Nevertheless, Qatar Oman Investment, Widam Food, Qatar Industrial Manufacturing, Gulf Warehousing, Qatar Electricity and Water, and QNB were among the gainers in the main bourse. In the venture market, both Al Faleh Educational Holding and Mahhar Holding saw their shares appreciate in value.
The foreign individuals were net sellers to the extent of QR16.08mn compared with net buyers of QR2.25mn on September 24.
The Gulf retail investors turned net sellers to the tune of QR0.99mn against net buyers of QR0.07mn the previous day.
The foreign institutions’ net buying declined substantially to QR5.6mn compared to QR22.78mn on Sunday.

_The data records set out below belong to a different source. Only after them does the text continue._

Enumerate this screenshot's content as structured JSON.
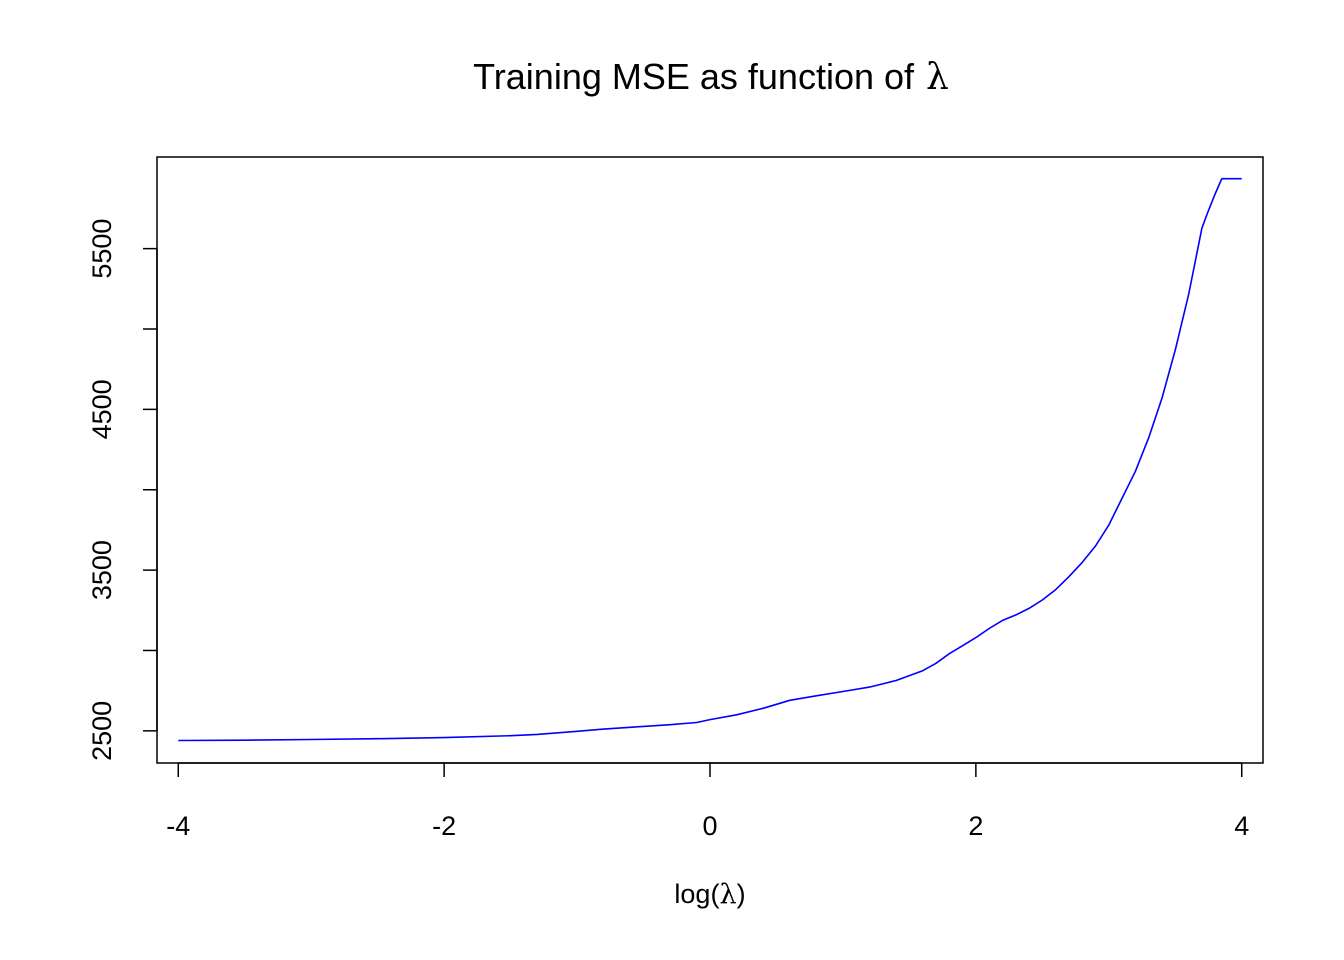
{
  "chart_data": {
    "type": "line",
    "title": "Training MSE as function of",
    "title_symbol": "λ",
    "xlabel_prefix": "log(",
    "xlabel_symbol": "λ",
    "xlabel_suffix": ")",
    "ylabel": "",
    "xlim": [
      -4.16,
      4.16
    ],
    "ylim": [
      2300,
      6070
    ],
    "x_ticks": [
      -4,
      -2,
      0,
      2,
      4
    ],
    "x_tick_labels": [
      "-4",
      "-2",
      "0",
      "2",
      "4"
    ],
    "y_ticks": [
      2500,
      3000,
      3500,
      4000,
      4500,
      5000,
      5500
    ],
    "y_tick_labels": [
      "2500",
      "",
      "3500",
      "",
      "4500",
      "",
      "5500"
    ],
    "grid": false,
    "legend": "none",
    "series_color": "#0000ff",
    "series": [
      {
        "x": [
          -4.0,
          -3.5,
          -3.0,
          -2.5,
          -2.0,
          -1.5,
          -1.3,
          -1.0,
          -0.8,
          -0.5,
          -0.3,
          -0.1,
          0.0,
          0.2,
          0.4,
          0.6,
          0.8,
          1.0,
          1.2,
          1.4,
          1.6,
          1.7,
          1.8,
          1.9,
          2.0,
          2.1,
          2.2,
          2.3,
          2.4,
          2.5,
          2.6,
          2.7,
          2.8,
          2.9,
          3.0,
          3.1,
          3.2,
          3.3,
          3.4,
          3.5,
          3.6,
          3.7,
          3.75,
          3.8,
          3.85,
          3.9,
          4.0
        ],
        "y": [
          2440,
          2442,
          2446,
          2451,
          2458,
          2470,
          2478,
          2497,
          2511,
          2528,
          2538,
          2552,
          2570,
          2600,
          2640,
          2690,
          2718,
          2745,
          2772,
          2813,
          2874,
          2920,
          2980,
          3030,
          3080,
          3137,
          3187,
          3221,
          3262,
          3314,
          3378,
          3459,
          3548,
          3650,
          3780,
          3948,
          4115,
          4324,
          4570,
          4870,
          5214,
          5627,
          5738,
          5840,
          5935,
          5935,
          5935
        ]
      }
    ]
  }
}
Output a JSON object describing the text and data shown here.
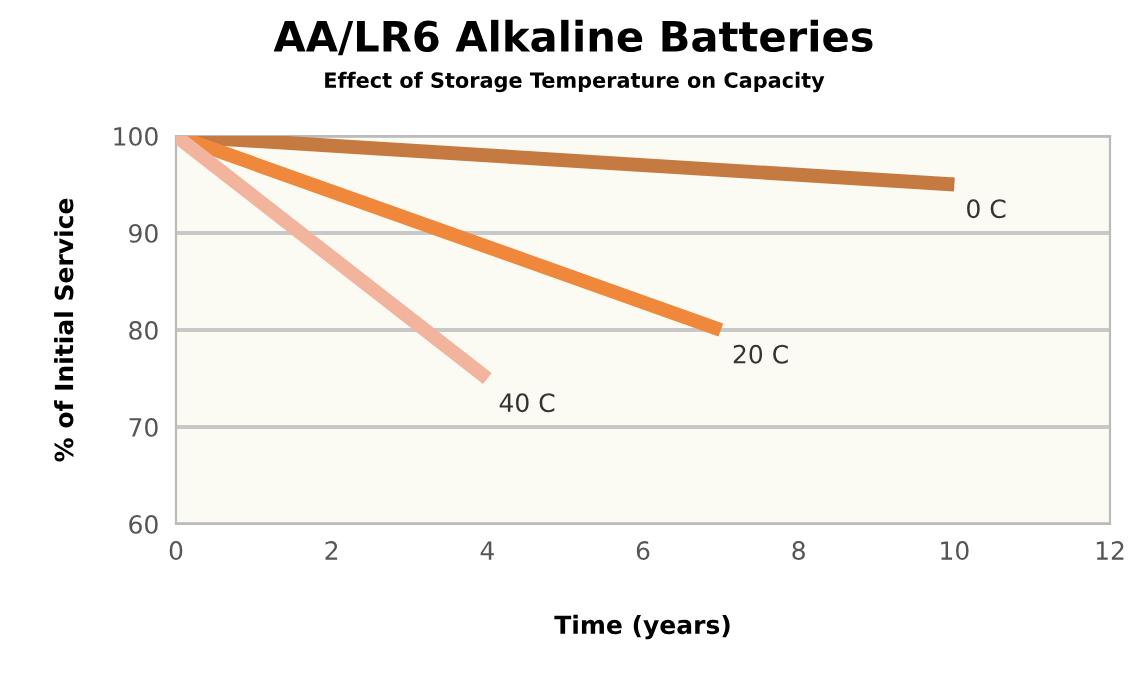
{
  "chart_data": {
    "type": "line",
    "title": "AA/LR6 Alkaline Batteries",
    "subtitle": "Effect of Storage Temperature on Capacity",
    "xlabel": "Time (years)",
    "ylabel": "% of Initial Service",
    "xlim": [
      0,
      12
    ],
    "xticks": [
      0,
      2,
      4,
      6,
      8,
      10,
      12
    ],
    "ylim": [
      60,
      100
    ],
    "yticks": [
      60,
      70,
      80,
      90,
      100
    ],
    "grid": "y",
    "legend": false,
    "marker": "none",
    "line_style": "solid",
    "series": [
      {
        "name": "0 C",
        "color": "#c47a40",
        "x": [
          0,
          10
        ],
        "values": [
          100,
          95
        ]
      },
      {
        "name": "20 C",
        "color": "#f0883c",
        "x": [
          0,
          7
        ],
        "values": [
          100,
          80
        ]
      },
      {
        "name": "40 C",
        "color": "#f2b49c",
        "x": [
          0,
          4
        ],
        "values": [
          100,
          75
        ]
      }
    ]
  }
}
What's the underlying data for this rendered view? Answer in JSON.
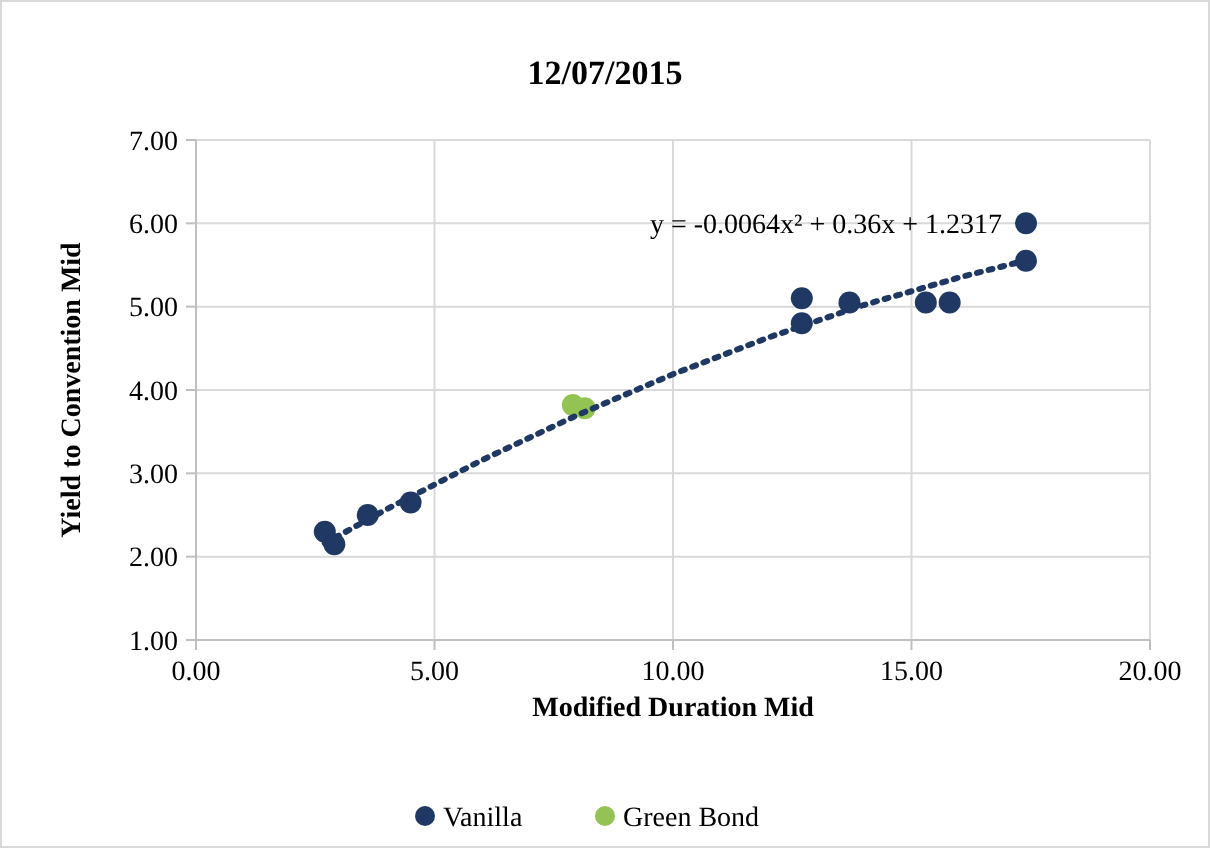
{
  "chart_data": {
    "type": "scatter",
    "title": "12/07/2015",
    "xlabel": "Modified Duration Mid",
    "ylabel": "Yield to Convention Mid",
    "xlim": [
      0,
      20
    ],
    "xticks": [
      {
        "value": 0,
        "label": "0.00"
      },
      {
        "value": 5,
        "label": "5.00"
      },
      {
        "value": 10,
        "label": "10.00"
      },
      {
        "value": 15,
        "label": "15.00"
      },
      {
        "value": 20,
        "label": "20.00"
      }
    ],
    "ylim": [
      1,
      7
    ],
    "yticks": [
      {
        "value": 1,
        "label": "1.00"
      },
      {
        "value": 2,
        "label": "2.00"
      },
      {
        "value": 3,
        "label": "3.00"
      },
      {
        "value": 4,
        "label": "4.00"
      },
      {
        "value": 5,
        "label": "5.00"
      },
      {
        "value": 6,
        "label": "6.00"
      },
      {
        "value": 7,
        "label": "7.00"
      }
    ],
    "grid": true,
    "legend": "bottom",
    "marker": "circle",
    "annotations": [
      {
        "text": "y = -0.0064x² + 0.36x + 1.2317",
        "x": 17.4,
        "y": 6.0
      }
    ],
    "series": [
      {
        "name": "Vanilla",
        "color": "#203864",
        "x": [
          2.7,
          2.9,
          3.6,
          4.5,
          12.7,
          12.7,
          13.7,
          15.3,
          15.8,
          17.4,
          17.4
        ],
        "values": [
          2.3,
          2.15,
          2.5,
          2.65,
          5.1,
          4.8,
          5.05,
          5.05,
          5.05,
          6.0,
          5.55
        ]
      },
      {
        "name": "Green Bond",
        "color": "#92c353",
        "x": [
          7.9,
          8.15
        ],
        "values": [
          3.82,
          3.78
        ]
      },
      {
        "type": "line",
        "line_style": "dotted",
        "marker": "none",
        "color": "#203864",
        "x": [
          2.7,
          4,
          6,
          8,
          10,
          12,
          14,
          16,
          17.5
        ],
        "values": [
          2.16,
          2.57,
          3.16,
          3.7,
          4.19,
          4.63,
          5.02,
          5.35,
          5.57
        ]
      }
    ]
  }
}
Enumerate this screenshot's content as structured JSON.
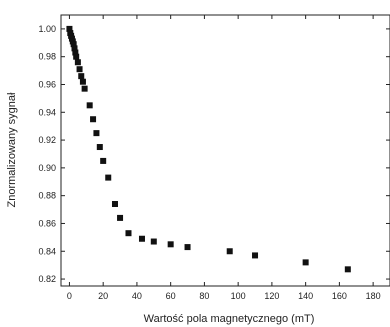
{
  "chart_data": {
    "type": "scatter",
    "title": "",
    "xlabel": "Wartość pola magnetycznego (mT)",
    "ylabel": "Znormalizowany sygnał",
    "xlim": [
      -5,
      190
    ],
    "ylim": [
      0.815,
      1.01
    ],
    "xticks": [
      0,
      20,
      40,
      60,
      80,
      100,
      120,
      140,
      160,
      180
    ],
    "yticks": [
      0.82,
      0.84,
      0.86,
      0.88,
      0.9,
      0.92,
      0.94,
      0.96,
      0.98,
      1.0
    ],
    "ytick_labels": [
      "0.82",
      "0.84",
      "0.86",
      "0.88",
      "0.90",
      "0.92",
      "0.94",
      "0.96",
      "0.98",
      "1.00"
    ],
    "grid": false,
    "marker": "square",
    "marker_color": "#111111",
    "series": [
      {
        "x": [
          0,
          0.5,
          1,
          1.5,
          2,
          2.5,
          3,
          3.5,
          4,
          5,
          6,
          7,
          8,
          9,
          12,
          14,
          16,
          18,
          20,
          23,
          27,
          30,
          35,
          43,
          50,
          60,
          70,
          95,
          110,
          140,
          165
        ],
        "y": [
          1.0,
          0.997,
          0.995,
          0.993,
          0.991,
          0.989,
          0.986,
          0.983,
          0.98,
          0.976,
          0.971,
          0.966,
          0.962,
          0.957,
          0.945,
          0.935,
          0.925,
          0.915,
          0.905,
          0.893,
          0.874,
          0.864,
          0.853,
          0.849,
          0.847,
          0.845,
          0.843,
          0.84,
          0.837,
          0.832,
          0.827
        ]
      }
    ]
  }
}
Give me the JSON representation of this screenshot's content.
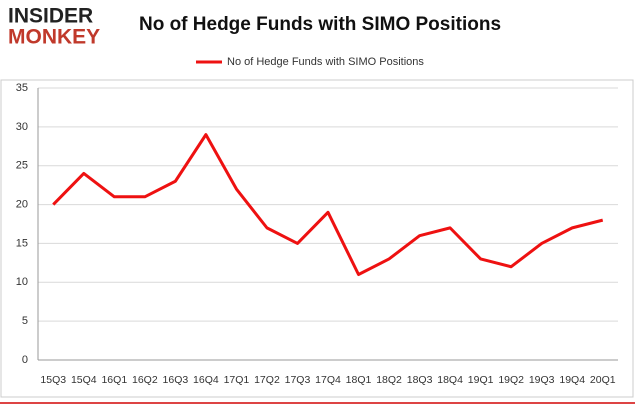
{
  "logo": {
    "top": "INSIDER",
    "bottom": "MONKEY"
  },
  "chart_data": {
    "type": "line",
    "title": "No of Hedge Funds with SIMO Positions",
    "categories": [
      "15Q3",
      "15Q4",
      "16Q1",
      "16Q2",
      "16Q3",
      "16Q4",
      "17Q1",
      "17Q2",
      "17Q3",
      "17Q4",
      "18Q1",
      "18Q2",
      "18Q3",
      "18Q4",
      "19Q1",
      "19Q2",
      "19Q3",
      "19Q4",
      "20Q1"
    ],
    "series": [
      {
        "name": "No of Hedge Funds with SIMO Positions",
        "color": "#ee1111",
        "values": [
          20,
          24,
          21,
          21,
          23,
          29,
          22,
          17,
          15,
          19,
          11,
          13,
          16,
          17,
          13,
          12,
          15,
          17,
          18
        ]
      }
    ],
    "ylim": [
      0,
      35
    ],
    "yticks": [
      0,
      5,
      10,
      15,
      20,
      25,
      30,
      35
    ],
    "grid": true,
    "legend": "top"
  }
}
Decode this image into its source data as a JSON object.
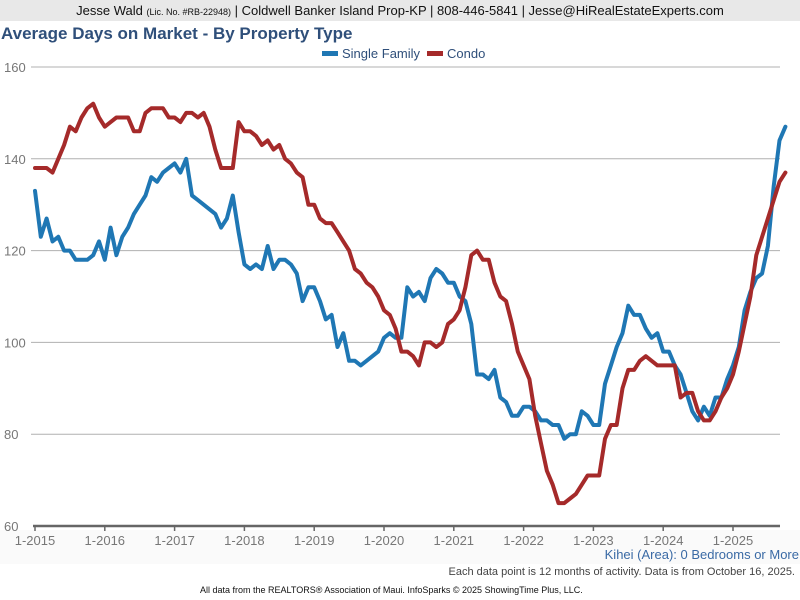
{
  "header": {
    "agent_name": "Jesse Wald",
    "license": "(Lic. No. #RB-22948)",
    "rest": "| Coldwell Banker Island Prop-KP | 808-446-5841 | Jesse@HiRealEstateExperts.com"
  },
  "chart_title": "Average Days on Market - By Property Type",
  "area_note": "Kihei (Area): 0 Bedrooms or More",
  "footnote": "Each data point is 12 months of activity. Data is from October 16, 2025.",
  "source": "All data from the REALTORS® Association of Maui. InfoSparks © 2025 ShowingTime Plus, LLC.",
  "chart_data": {
    "type": "line",
    "title": "Average Days on Market - By Property Type",
    "xlabel": "",
    "ylabel": "",
    "ylim": [
      60,
      160
    ],
    "yticks": [
      60,
      80,
      100,
      120,
      140,
      160
    ],
    "xticks": [
      "1-2015",
      "1-2016",
      "1-2017",
      "1-2018",
      "1-2019",
      "1-2020",
      "1-2021",
      "1-2022",
      "1-2023",
      "1-2024",
      "1-2025"
    ],
    "x_start": "1-2015",
    "x_interval": "monthly",
    "grid": true,
    "legend_position": "top-center",
    "series": [
      {
        "name": "Single Family",
        "color": "#1f77b4",
        "values": [
          133,
          123,
          127,
          122,
          123,
          120,
          120,
          118,
          118,
          118,
          119,
          122,
          118,
          125,
          119,
          123,
          125,
          128,
          130,
          132,
          136,
          135,
          137,
          138,
          139,
          137,
          140,
          132,
          131,
          130,
          129,
          128,
          125,
          127,
          132,
          124,
          117,
          116,
          117,
          116,
          121,
          116,
          118,
          118,
          117,
          115,
          109,
          112,
          112,
          109,
          105,
          106,
          99,
          102,
          96,
          96,
          95,
          96,
          97,
          98,
          101,
          102,
          101,
          101,
          112,
          110,
          111,
          109,
          114,
          116,
          115,
          113,
          113,
          110,
          109,
          104,
          93,
          93,
          92,
          94,
          88,
          87,
          84,
          84,
          86,
          86,
          85,
          83,
          83,
          82,
          82,
          79,
          80,
          80,
          85,
          84,
          82,
          82,
          91,
          95,
          99,
          102,
          108,
          106,
          106,
          103,
          101,
          102,
          98,
          98,
          95,
          93,
          89,
          85,
          83,
          86,
          84,
          88,
          88,
          92,
          95,
          99,
          107,
          111,
          114,
          115,
          121,
          134,
          144,
          147
        ],
        "values_note": "monthly, Jan 2015 onward"
      },
      {
        "name": "Condo",
        "color": "#a52a2a",
        "values": [
          138,
          138,
          138,
          137,
          140,
          143,
          147,
          146,
          149,
          151,
          152,
          149,
          147,
          148,
          149,
          149,
          149,
          146,
          146,
          150,
          151,
          151,
          151,
          149,
          149,
          148,
          150,
          150,
          149,
          150,
          147,
          142,
          138,
          138,
          138,
          148,
          146,
          146,
          145,
          143,
          144,
          142,
          143,
          140,
          139,
          137,
          136,
          130,
          130,
          127,
          126,
          126,
          124,
          122,
          120,
          116,
          115,
          113,
          112,
          110,
          107,
          106,
          103,
          98,
          98,
          97,
          95,
          100,
          100,
          99,
          100,
          104,
          105,
          107,
          112,
          119,
          120,
          118,
          118,
          113,
          110,
          109,
          104,
          98,
          95,
          92,
          84,
          78,
          72,
          69,
          65,
          65,
          66,
          67,
          69,
          71,
          71,
          71,
          79,
          82,
          82,
          90,
          94,
          94,
          96,
          97,
          96,
          95,
          95,
          95,
          95,
          88,
          89,
          89,
          85,
          83,
          83,
          85,
          88,
          90,
          93,
          98,
          104,
          110,
          119,
          123,
          127,
          131,
          135,
          137
        ],
        "values_note": "monthly, Jan 2015 onward"
      }
    ]
  }
}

The Gulf institutions’ net buying decreased marginally to QR3.78mn against QR3.91mn on September 24.
However, the domestic funds were net buyers to the extent of QR6.87mn compared with net sellers of QR1.59mn the previous day.
The Arab individual investors turned net buyers to the tune of QR5.2mn against net sellers of QR1.82mn on Sunday.
The local retail investors’ net profit booking weakened drastically to QR4.38mn compared to QR25.6mn on September 24.
The Arab institutions had no major net exposure for the fourth consecutive session.
Trade volumes in the main market soared 25% to 200.15mn shares, value by 23% to QR530.15mn and deals by 47% to 18,360.
The venture market saw trade volumes more than double to 2.3mn equities and value surge 84% to QR2.47mn on 8% jump in transactions to 117.